Les développeurs de la MSA imaginent les scénarios que peuvent rencontrer les personnes handicapées utilisant le site Internet et tentent de mettre en place des solutions dès le lancement des projets informatiques. Une démarche efficace puisqu’elle permet de répondre à un maximum de situations handicapantes et serait, en plus, économique à long terme :
« On considère un surcoût de 5 à 10 % si l’accessibilité est prise en compte dès le début du projet, contre 40 % si on intervient en cours de projet », souligne Christophe Jourdain. Malheureusement, la plupart des entreprises estiment que l’utilisation est trop occasionnelle pour investir dans des solutions.
Des efforts à encourager
« C’est vrai qu’à une époque, des entreprise comme Orange ou Epson ont fait des tentatives dans ce domaine. Mais les tarifications étaient tellement chères que ce n’était pas viable économiquement, concède Gérard Uzan. Aujourd’hui, les prix ont largement baissé et l’augmentation de la fiabilité des connexions permet de repenser le problème autrement. C’est le moment de donner un nouveau souffle à ce type d’initiative. »
Côté administrations, des efforts sont faits, mais ils restent souvent insuffisants : « Les études démarrées en France en 2000 montrent que l’accessibilité des sites Internet est seulement de 5 % pour les sites administratifs, si on considère la page d’accueil et les pages branches de celle-ci. Ensuite, lorsqu’on navigue sur les suivantes, les pages ne sont plus accessibles… »

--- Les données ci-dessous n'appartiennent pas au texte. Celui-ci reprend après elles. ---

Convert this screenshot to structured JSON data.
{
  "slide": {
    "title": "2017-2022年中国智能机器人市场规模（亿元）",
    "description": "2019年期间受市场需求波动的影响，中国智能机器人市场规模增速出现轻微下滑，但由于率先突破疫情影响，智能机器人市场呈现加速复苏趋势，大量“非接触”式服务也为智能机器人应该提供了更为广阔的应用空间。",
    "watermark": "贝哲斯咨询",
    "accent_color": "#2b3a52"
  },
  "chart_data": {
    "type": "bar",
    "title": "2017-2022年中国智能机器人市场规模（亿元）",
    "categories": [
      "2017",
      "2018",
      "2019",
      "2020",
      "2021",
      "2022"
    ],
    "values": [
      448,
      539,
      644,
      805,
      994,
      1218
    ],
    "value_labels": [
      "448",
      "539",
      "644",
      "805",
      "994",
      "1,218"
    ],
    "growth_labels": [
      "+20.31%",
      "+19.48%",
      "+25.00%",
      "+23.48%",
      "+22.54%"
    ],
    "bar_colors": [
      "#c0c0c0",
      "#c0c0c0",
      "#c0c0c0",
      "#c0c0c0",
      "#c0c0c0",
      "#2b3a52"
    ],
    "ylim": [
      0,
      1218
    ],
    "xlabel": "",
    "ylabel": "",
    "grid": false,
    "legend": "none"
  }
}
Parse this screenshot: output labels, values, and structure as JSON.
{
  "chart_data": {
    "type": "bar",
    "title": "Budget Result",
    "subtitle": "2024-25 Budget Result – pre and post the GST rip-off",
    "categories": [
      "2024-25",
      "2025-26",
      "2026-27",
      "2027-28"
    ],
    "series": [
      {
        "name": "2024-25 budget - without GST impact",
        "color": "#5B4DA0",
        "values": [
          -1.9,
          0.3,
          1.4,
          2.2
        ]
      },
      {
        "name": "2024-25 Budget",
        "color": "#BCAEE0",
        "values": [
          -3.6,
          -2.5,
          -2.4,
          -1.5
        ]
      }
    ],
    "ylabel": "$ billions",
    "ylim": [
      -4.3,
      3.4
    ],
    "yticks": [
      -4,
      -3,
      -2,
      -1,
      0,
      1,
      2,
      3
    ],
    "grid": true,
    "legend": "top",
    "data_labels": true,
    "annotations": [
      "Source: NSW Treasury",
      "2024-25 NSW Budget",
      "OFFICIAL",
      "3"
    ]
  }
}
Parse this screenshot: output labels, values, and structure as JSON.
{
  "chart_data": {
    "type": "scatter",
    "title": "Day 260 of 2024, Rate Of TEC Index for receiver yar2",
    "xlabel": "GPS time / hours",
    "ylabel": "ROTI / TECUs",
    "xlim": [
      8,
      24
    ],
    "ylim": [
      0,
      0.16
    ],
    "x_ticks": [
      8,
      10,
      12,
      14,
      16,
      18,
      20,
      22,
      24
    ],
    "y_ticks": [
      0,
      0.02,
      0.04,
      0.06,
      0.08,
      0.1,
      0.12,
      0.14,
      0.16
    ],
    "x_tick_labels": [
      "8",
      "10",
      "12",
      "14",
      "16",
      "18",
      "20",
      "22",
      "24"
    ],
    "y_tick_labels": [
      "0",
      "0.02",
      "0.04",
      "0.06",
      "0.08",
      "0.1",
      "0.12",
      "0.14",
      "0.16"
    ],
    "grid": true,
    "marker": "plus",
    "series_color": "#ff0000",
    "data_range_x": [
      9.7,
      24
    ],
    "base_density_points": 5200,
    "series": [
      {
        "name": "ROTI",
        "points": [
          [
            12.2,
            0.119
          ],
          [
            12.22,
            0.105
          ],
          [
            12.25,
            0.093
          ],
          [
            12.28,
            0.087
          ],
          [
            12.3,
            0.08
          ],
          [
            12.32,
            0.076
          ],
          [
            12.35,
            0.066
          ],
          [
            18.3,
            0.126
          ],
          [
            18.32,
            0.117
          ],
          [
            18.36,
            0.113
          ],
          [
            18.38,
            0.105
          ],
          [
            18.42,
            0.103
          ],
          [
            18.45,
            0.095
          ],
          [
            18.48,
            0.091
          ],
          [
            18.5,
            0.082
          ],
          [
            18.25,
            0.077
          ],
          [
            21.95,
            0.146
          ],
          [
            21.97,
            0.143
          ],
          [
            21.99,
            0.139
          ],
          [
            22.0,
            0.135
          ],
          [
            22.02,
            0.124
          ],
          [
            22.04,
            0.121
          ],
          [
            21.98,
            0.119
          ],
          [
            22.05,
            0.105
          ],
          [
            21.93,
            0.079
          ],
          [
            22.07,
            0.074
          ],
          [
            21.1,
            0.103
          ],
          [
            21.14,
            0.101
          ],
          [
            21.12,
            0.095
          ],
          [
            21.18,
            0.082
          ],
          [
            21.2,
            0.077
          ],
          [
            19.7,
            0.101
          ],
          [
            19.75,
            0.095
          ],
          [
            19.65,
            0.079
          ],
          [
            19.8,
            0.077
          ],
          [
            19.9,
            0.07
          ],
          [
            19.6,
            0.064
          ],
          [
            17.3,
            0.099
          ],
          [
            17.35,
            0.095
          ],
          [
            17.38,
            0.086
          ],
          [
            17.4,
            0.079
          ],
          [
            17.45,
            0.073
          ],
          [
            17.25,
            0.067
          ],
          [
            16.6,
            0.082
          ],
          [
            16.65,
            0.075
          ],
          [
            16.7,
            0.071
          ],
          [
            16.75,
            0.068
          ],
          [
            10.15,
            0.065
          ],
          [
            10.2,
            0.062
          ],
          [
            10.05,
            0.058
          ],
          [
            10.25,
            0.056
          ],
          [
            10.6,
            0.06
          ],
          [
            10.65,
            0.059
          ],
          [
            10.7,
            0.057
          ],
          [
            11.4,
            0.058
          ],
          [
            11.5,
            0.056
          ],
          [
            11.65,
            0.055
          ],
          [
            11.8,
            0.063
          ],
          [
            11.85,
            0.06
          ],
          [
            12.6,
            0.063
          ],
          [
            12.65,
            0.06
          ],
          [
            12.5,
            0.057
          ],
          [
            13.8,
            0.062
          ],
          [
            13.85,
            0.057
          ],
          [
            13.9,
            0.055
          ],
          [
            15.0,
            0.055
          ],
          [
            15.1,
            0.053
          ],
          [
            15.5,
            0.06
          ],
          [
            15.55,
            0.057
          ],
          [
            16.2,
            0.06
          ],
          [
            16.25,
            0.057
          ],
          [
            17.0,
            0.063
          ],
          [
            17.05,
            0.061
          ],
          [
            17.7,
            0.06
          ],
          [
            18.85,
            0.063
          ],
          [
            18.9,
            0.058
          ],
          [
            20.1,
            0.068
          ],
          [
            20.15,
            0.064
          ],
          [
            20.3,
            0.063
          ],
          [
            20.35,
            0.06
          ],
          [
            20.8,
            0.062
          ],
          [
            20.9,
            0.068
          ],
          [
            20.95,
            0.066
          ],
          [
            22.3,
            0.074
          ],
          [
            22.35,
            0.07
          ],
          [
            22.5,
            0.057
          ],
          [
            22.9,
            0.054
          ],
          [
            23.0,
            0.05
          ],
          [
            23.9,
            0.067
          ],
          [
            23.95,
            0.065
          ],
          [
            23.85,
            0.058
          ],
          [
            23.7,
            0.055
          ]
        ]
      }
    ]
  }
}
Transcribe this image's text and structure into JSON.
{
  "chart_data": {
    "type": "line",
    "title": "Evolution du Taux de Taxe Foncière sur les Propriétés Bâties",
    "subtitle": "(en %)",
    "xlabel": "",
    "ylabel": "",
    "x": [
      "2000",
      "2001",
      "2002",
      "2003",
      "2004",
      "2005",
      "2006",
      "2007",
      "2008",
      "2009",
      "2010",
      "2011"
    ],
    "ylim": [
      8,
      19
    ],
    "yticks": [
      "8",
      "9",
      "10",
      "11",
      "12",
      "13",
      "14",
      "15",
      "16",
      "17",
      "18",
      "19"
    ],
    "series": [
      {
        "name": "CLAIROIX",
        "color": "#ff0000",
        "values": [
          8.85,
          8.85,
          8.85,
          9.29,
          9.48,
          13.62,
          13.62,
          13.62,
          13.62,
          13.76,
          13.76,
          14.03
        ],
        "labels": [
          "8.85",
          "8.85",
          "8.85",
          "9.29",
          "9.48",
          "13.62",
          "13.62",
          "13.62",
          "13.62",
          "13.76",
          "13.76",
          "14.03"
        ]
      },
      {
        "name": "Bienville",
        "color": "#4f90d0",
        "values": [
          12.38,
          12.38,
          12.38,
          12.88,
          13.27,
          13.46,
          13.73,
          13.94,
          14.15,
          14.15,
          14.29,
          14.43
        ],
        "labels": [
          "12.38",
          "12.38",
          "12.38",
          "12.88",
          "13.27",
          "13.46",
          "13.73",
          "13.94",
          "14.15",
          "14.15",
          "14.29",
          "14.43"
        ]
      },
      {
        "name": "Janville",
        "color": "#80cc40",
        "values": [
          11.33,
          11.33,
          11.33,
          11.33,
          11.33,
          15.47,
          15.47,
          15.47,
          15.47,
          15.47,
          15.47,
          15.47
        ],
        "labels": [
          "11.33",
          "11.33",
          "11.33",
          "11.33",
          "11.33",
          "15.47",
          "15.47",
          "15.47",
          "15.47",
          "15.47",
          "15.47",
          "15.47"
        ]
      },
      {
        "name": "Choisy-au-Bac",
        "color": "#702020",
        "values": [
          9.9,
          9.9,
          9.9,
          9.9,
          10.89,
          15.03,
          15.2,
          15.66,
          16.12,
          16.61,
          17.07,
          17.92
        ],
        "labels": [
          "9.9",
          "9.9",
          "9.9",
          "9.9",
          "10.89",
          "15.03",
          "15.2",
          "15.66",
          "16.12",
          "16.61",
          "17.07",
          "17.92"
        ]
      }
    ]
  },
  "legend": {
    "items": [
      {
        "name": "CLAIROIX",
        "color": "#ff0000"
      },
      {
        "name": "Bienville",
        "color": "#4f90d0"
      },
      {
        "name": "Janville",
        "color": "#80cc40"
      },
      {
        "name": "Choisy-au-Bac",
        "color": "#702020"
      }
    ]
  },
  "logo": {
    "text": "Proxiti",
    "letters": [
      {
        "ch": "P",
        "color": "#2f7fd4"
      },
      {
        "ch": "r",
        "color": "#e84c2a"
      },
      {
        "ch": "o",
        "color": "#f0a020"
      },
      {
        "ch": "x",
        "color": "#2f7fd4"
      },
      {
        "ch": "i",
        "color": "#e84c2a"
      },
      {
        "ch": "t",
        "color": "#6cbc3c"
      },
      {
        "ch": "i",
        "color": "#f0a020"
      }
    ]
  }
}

Interface pour sourds et malentendants
La MSA travaille actuellement sur la mise en place d’une interface qui jouerait le rôle d’intermédiaire entre les personnes sourdes ou malentendantes et les agents de la MSA, sur l’accueil téléphonique et les sites Internet. « Près de 8 % de la population française souffre de problèmes auditifs, affirme Maryse Aïo. Cette réalité étant là, il faut pouvoir favoriser les échanges. »
Le projet vise à mettre en place, avec l’aide d’un prestataire, un service à disposition des ressortissants, partenaires ou fournisseurs sourds ou malentendants, qui leur permettrait, via une plate-forme, de recevoir une réponse orale ou écrite de l’agent MSA. Par le biais d’un smartphone, un traducteur en langue des signes rendrait également possible l’échange et la bonne compréhension. « Ce système sera en test début 2018 en vue d’être déployé à l’ensemble des caisses », annonce Maryse Aïo.
Preuve que le handicap peut aussi être un moteur d’innovations.